El segundo, la promesa de eliminar, a partir del 21 de noviembre, la figura del «protector» impuesta por el chavismo, suerte de interventor en los estados en manos de la oposición. No se necesita ser muy suspicaz para inferir cuál es la motivación de la oferta madurista. Las autoridades electas en las votaciones pendientes serán convidados de piedra en el poder público, pues el metrobusero ha reiterado hasta la saciedad su intención de sovietizar y hasta camboyizar el país e implantar un modelo de dominación comunal, en el cual, a partir de su sumisión absoluta al líder muerto y al jefe vivo, los jemeres nicochavistas escenificarán tumultuarias asambleas donde las decisiones se tomarán con la señal de costumbre —este mecanismo de mano alzada acabará con el voto secreto y, seguramente, abundarán las pintadas de palomas a diestra y siniestra—, a espaldas de gobernaciones, alcaldías, cabildos y consejos legislativos.

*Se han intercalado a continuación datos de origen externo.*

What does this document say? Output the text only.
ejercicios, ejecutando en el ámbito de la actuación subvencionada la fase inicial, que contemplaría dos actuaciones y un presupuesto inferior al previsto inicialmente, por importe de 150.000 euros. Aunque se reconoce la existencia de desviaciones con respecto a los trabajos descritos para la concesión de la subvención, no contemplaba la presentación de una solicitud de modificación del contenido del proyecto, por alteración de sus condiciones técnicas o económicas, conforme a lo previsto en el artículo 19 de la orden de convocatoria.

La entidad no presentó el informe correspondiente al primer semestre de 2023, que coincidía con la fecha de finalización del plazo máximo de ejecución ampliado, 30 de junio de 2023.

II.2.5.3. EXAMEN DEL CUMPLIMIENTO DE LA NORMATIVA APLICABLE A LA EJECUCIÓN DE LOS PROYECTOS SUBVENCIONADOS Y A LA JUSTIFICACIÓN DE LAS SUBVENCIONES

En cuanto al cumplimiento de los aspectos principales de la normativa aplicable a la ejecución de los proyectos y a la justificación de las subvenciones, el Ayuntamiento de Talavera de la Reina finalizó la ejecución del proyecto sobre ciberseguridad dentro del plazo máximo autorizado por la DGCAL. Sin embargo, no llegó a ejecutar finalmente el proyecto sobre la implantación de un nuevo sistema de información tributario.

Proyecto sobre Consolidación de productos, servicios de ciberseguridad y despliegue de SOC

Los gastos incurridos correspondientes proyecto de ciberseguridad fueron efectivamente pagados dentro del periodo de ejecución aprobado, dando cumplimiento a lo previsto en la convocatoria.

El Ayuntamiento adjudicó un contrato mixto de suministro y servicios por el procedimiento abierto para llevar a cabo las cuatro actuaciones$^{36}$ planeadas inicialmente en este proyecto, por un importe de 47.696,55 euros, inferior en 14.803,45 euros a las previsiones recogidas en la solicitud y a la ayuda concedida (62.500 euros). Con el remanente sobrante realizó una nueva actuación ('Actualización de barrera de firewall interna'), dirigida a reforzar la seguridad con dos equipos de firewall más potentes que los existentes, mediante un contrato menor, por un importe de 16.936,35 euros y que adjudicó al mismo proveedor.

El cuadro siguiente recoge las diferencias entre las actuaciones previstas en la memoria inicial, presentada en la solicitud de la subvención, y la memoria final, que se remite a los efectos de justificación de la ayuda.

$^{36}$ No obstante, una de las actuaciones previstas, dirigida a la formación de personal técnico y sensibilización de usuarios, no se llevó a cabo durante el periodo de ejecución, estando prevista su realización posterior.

Pende sobre nuestras cabezas la espada de Damocles del poder popular; un poder tutelado por el ilícito jefe de Estado omnipotente y pudiente, quien coordinará, evaluará y supervisará, veto incluido, los consejos comunales y sus actuaciones, les proveerá de los recursos técnicos y materiales necesarios para su funcionamiento, y seleccionará a dedo y capricho a sus integrantes. Los protectores, condones o suspensorios ya no tendrán razón de ser. Tampoco tiene razón de ser continuar creyendo en pajaritas encintas y, por ello, de abrupto modo me despido sin decir adiós sino ¡hasta el domingo venidero! Nos vemos.